Digital Humanities Australasia 2018

New directions in digital humanities infrastructure: adventures in collaboration and scale (134)

Rosalind Smith 1 , Tully Barnett 2 , Katherine Bode 3 , Dennis Del Favero 4 , Rachel Hendery 5 , Hamish Maxwell-Stewart 6 , William Pascoe 1
  1. University of Newcastle, Newcastle, NSW, Australia
  2. Flinders University, Adelaide, SA
  3. Australian National University, Canberra, ACT
  4. University of New South Wales, Sydney, NSW
  5. Western Sydney University, Sydney, NSW
  6. University of Tasmania, Hobart, TAS, Australia

This panel focuses how the development of digital infrastructure can support and transform the ways in which humanities scholars research and communicate research outcomes.

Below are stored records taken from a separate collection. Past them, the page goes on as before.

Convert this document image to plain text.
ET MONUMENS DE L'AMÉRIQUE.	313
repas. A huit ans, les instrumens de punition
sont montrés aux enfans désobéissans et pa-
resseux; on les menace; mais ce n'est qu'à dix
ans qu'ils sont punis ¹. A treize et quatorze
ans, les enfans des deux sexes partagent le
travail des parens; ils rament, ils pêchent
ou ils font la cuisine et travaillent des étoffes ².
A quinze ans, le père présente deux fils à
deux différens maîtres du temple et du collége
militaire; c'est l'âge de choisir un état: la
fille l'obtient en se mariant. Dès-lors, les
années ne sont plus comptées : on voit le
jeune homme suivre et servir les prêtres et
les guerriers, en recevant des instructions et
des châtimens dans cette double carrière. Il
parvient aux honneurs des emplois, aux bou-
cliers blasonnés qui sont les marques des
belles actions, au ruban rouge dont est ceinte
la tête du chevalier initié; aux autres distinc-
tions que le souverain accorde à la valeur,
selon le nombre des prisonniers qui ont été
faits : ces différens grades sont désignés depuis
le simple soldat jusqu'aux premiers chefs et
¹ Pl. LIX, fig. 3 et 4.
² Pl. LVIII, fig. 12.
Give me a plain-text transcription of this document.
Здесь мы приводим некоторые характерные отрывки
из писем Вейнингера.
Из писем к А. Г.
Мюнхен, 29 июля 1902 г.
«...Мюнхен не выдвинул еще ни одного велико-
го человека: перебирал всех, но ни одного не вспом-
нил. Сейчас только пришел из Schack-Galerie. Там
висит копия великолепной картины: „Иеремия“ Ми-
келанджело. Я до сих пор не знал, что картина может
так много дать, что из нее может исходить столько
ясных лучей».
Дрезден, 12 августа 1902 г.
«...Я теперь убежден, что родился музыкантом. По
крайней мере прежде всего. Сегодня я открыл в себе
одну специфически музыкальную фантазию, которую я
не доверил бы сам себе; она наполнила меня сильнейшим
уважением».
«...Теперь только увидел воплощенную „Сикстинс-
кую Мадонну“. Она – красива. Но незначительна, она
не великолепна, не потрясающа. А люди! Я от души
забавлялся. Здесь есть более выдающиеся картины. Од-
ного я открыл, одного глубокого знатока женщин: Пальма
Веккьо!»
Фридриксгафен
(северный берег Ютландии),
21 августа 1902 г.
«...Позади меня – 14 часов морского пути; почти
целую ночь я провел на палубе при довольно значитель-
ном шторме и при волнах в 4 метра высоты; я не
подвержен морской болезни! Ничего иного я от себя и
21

It examines the opportunities and barriers to the development of digital humanities infrastructure, showcasing existing examples nationally of research that involves collaboration and scale, in order to canvas the possibilities for the future. How can the humanities use digital technologies to create new kinds of research, to draw people and projects together, and to communicate our research more effectively? What digital infrastructure opportunities exist nationally and internationally to allow humanities researchers to undertake projects with large-scale impact?

The National Research Infrastructure Roadmap identifies infrastructure as the catalyst for new kinds of large-scale collaborative projects with the potential to transform the research landscape: introducing new partners and new projects with transnational reach. This panel asks what are the new directions in digital infrastructure for humanities research, building on existing projects and projecting into the future? What possibilities and problems exist for collaboration and scale in digital humanities research and how can we take advantage of this new national emphasis on infrastructure?